Needing to wear glasses has long been viewed as a mark of geekiness without any other real significance. “Just bad luck”, the medical experts said. “Your eyeball is just shaped wrong and there is nothing you can do about it”. Dissenting voices, especially from the fuzzier end of the alternative medical spectrum, promoted eye exercises to improve vision and health and full spectrum lights (like the ones in my office).
We have learned that near-sightedness (aka myopia) makes a person more likely to develop glaucoma or retinal detachment. The risk of glaucoma is 14 times higher in those with really bad nearsightedness. Two thirds of those who develop a retinal detachment had nearsightedness before the detachment occurred. Those are pretty serious consequences
Many years ago, I heard a wise young female Asian opthalmologist comment that children were spending too much time indoors and reading. She agreed with the fuzzy thinkers that continual and intense focus on nearby, unmoving objects in poor lighting, was unhealthy. She and they were right.

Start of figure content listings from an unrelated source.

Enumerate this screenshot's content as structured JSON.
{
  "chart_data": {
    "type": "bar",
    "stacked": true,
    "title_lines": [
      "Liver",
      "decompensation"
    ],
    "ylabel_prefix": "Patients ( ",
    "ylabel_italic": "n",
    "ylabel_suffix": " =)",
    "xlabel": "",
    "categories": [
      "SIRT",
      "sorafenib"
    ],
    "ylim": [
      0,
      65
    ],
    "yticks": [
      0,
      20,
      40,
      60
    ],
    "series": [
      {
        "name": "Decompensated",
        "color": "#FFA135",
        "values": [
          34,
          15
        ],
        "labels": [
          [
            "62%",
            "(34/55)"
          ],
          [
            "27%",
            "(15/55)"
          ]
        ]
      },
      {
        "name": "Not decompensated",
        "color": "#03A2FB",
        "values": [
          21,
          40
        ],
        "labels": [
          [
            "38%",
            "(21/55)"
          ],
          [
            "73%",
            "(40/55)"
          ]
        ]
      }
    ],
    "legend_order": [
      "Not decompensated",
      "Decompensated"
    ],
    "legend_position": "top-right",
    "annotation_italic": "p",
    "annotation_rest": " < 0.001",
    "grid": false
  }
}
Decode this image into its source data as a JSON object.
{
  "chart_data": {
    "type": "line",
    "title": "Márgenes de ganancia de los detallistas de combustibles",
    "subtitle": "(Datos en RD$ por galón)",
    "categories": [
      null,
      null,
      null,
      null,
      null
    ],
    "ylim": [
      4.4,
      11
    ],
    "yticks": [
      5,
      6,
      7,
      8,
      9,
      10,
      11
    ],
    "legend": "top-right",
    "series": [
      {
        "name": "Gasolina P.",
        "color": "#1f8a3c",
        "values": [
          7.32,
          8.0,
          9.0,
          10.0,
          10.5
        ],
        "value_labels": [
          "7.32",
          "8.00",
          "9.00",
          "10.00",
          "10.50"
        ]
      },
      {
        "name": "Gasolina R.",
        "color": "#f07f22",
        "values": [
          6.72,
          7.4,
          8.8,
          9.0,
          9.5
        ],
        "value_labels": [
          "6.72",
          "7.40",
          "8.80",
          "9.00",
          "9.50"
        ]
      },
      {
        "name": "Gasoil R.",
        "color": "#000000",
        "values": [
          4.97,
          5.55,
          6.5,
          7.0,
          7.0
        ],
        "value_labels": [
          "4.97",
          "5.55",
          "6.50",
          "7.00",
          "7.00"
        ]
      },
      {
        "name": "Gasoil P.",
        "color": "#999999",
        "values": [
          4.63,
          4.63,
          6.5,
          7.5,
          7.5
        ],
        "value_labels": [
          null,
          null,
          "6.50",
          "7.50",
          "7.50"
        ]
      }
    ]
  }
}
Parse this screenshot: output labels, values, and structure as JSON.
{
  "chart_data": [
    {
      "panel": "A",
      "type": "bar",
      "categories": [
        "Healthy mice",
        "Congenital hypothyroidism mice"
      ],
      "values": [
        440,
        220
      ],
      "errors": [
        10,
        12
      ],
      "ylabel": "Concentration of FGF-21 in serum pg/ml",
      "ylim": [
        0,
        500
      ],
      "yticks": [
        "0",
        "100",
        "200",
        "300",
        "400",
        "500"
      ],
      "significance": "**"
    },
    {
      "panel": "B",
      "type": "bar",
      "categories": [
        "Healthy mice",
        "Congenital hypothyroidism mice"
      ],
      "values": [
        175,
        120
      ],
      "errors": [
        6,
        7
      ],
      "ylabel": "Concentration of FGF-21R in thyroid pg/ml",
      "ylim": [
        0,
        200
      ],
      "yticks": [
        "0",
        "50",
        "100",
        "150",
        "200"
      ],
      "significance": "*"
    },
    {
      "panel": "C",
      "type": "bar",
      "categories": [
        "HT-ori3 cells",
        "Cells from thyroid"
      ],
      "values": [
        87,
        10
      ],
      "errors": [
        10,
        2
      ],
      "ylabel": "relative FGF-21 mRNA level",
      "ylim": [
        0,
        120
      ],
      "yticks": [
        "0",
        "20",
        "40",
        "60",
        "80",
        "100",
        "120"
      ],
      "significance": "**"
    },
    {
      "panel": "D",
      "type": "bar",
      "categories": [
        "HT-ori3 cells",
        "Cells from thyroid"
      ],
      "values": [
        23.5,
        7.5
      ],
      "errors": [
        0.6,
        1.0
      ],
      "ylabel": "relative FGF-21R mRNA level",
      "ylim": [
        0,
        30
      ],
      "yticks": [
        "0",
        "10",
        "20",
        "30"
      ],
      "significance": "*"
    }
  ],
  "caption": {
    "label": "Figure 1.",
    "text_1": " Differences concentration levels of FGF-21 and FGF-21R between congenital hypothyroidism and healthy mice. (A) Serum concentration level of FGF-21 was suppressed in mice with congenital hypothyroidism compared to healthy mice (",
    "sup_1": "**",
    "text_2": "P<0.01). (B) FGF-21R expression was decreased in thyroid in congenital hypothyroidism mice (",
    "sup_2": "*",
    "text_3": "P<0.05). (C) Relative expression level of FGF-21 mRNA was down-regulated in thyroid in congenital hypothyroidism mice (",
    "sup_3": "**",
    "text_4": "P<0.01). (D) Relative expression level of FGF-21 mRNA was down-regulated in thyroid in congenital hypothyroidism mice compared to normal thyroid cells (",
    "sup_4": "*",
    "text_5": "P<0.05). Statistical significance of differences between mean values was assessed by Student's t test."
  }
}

Since 1970, the rate of nearsightedness (the most common reason for needing glasses) in the USA has risen a staggering 65%. Rates are even higher in Asian countries, inspiring researchers in Taiwan to conduct a study to learn if requiring children to spend 80 minutes out of doors, each day they were in school would have any impact on nearsightedness. It did.
A Danish study discovered one possible explanation. As the shape of the eye determines focal length and, greater focal length is the cause of nearsightedness, that was the focus of their investigation. By measuring the eyes of children through the extreme seasonal changes of the Nordic year, they learned that the less daylight exposure children experienced, the longer their eyes grew.
My conclusions? Simple things have hugely positive effects. Being outside is healthy for a person’s eyes and so much else. Full spectrum lighting is the healthiest artificial light.